As I have in the past, I will post excerpts from my prison memoir, Prisonpath. The stories are about the inmates and correctional officers that I encountered during my fifteen months in state prison.
1/19/11 — You Can’t Judge a Book by its Cover
You wouldn’t notice him on the walks to the chow hall. He was about fifty years old and thin, with a gray beard and dark sad eyes. I had met him through another inmate. Other than meals, he would only go out of his cell for a shower. He remained very quiet during those times. I learned from our mutual acquaintance that he loved to read.
I spoke to him one day and started lending him books. His literary appetite was voracious. Historical fiction, mystery, literary classics, he consumed all of them. He spoke in a soft voice was always thoughtful in his conversations.
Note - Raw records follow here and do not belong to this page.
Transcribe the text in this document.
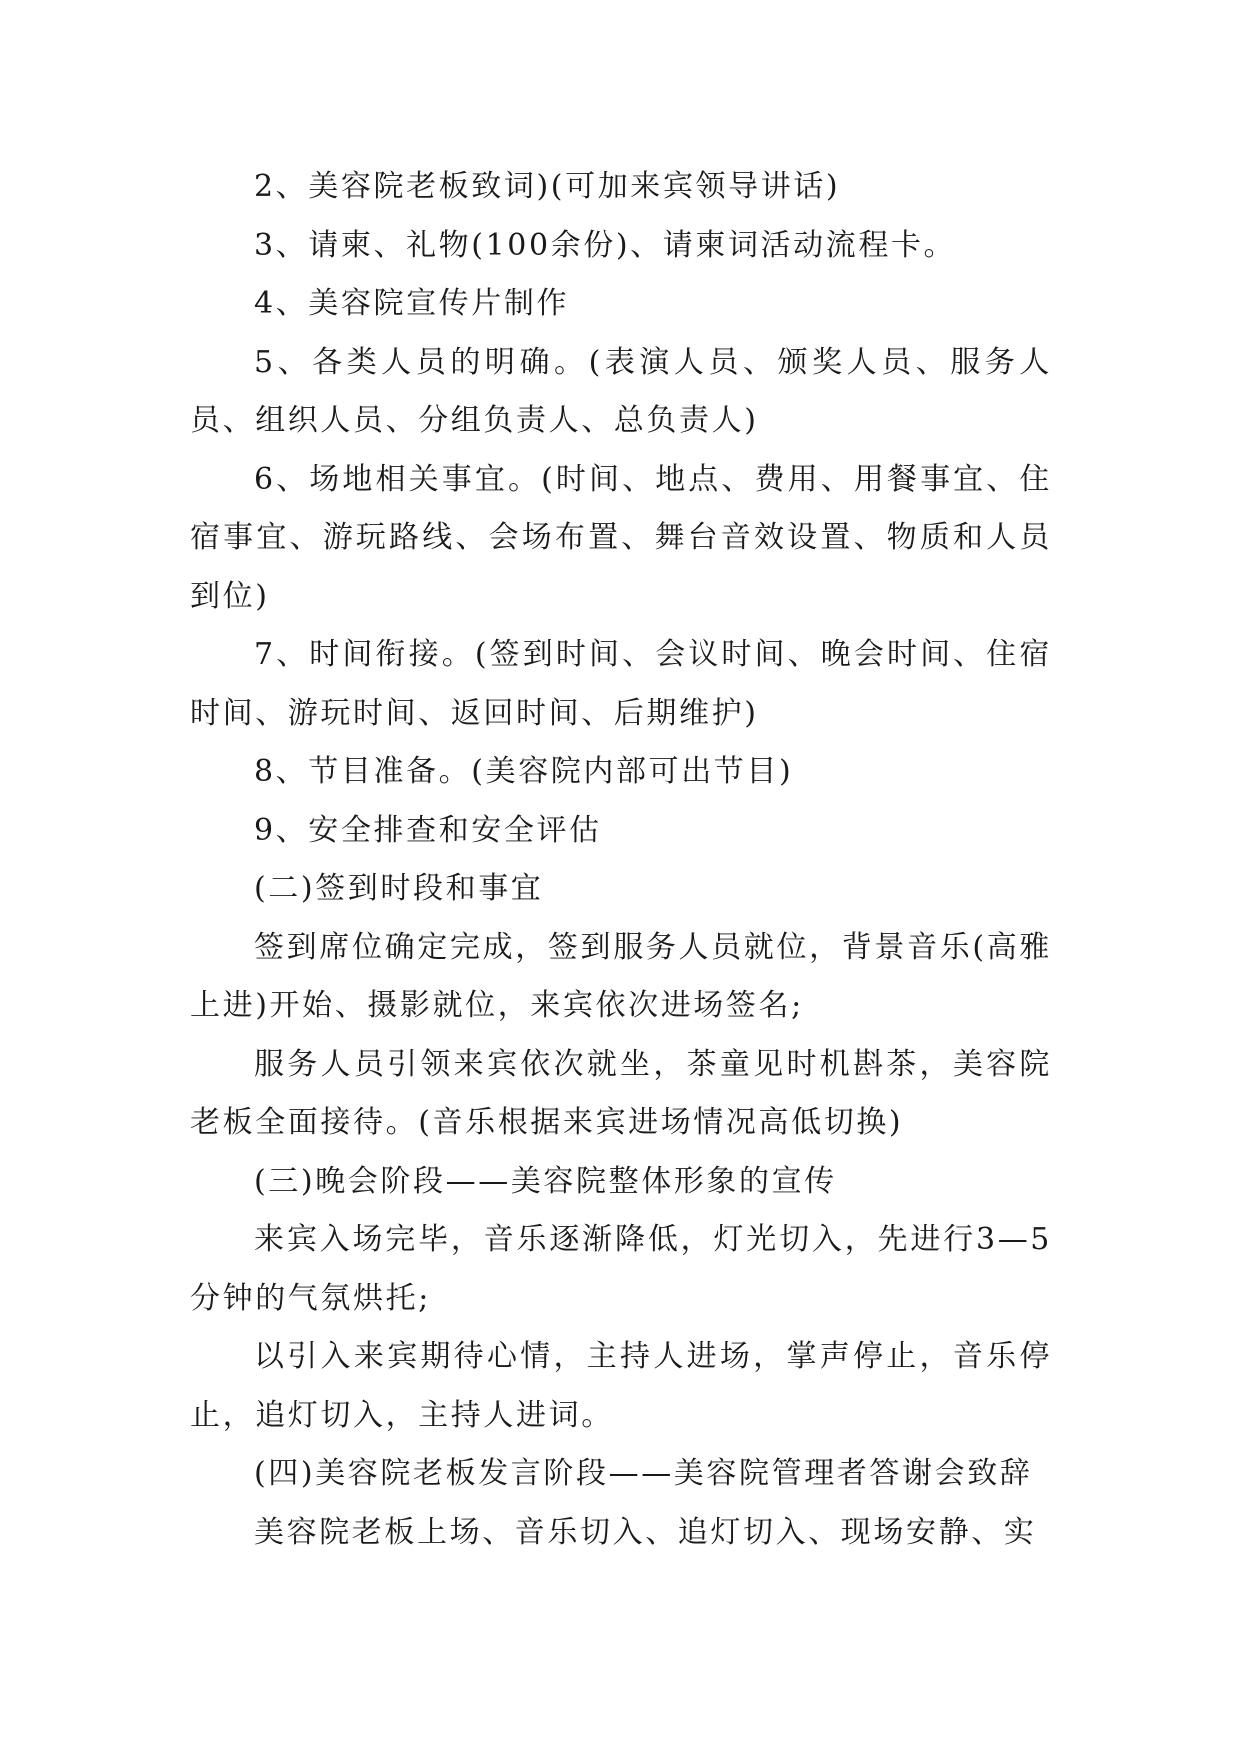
2、美容院老板致词)(可加来宾领导讲话)

3、请柬、礼物(100余份)、请柬词活动流程卡。

4、美容院宣传片制作

5、各类人员的明确。(表演人员、颁奖人员、服务人员、组织人员、分组负责人、总负责人)

6、场地相关事宜。(时间、地点、费用、用餐事宜、住宿事宜、游玩路线、会场布置、舞台音效设置、物质和人员到位)

7、时间衔接。(签到时间、会议时间、晚会时间、住宿时间、游玩时间、返回时间、后期维护)

8、节目准备。(美容院内部可出节目)

9、安全排查和安全评估

(二)签到时段和事宜

签到席位确定完成，签到服务人员就位，背景音乐(高雅上进)开始、摄影就位，来宾依次进场签名;

服务人员引领来宾依次就坐，茶童见时机斟茶，美容院老板全面接待。(音乐根据来宾进场情况高低切换)

(三)晚会阶段——美容院整体形象的宣传

来宾入场完毕，音乐逐渐降低，灯光切入，先进行3—5分钟的气氛烘托;

以引入来宾期待心情，主持人进场，掌声停止，音乐停止，追灯切入，主持人进词。

(四)美容院老板发言阶段——美容院管理者答谢会致辞

美容院老板上场、音乐切入、追灯切入、现场安静、实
One day at lunch, there was a discussion about his past and I couldn’t help myself. I asked what he was in for, “I robbed a bank,” and he looked at me.
My eyes widened and my mouth dropped open at this gentle man’s admission. He used a note to rob a bank and walked away with $1200. He was never apprehended by the police. The crime went unsolved. Two years before I met him, he was living in Portland, Oregon, where he joined a group which helped “lost souls.” He realized that he had to change his life and, “atone for his wrongs.” Ten years before that, he was a married man with kids and a small successful business that grossed $250,000. The marriage fell apart. He became an alcoholic with chronic depression. Over the next few years, after having lost his wife, he lost everything else.
After a number of meetings with this group; he decided to take back his life. The year before I met him, he contacted the police in Maryland. Needless to say, they were shocked, since the trail had gone cold. The judge was lenient and imposed a sentence of four years; two would be served before any possible chance of parole. The judge also sentenced another bank robber the same day to fifteen years in prison. I asked him if he still would have turned himself in after experiencing life as an inmate. “Sometimes, I have second thoughts,” he replied, “… but yes — a man needs to be able to live with himself. Yes. I would still have turned myself in to the police.”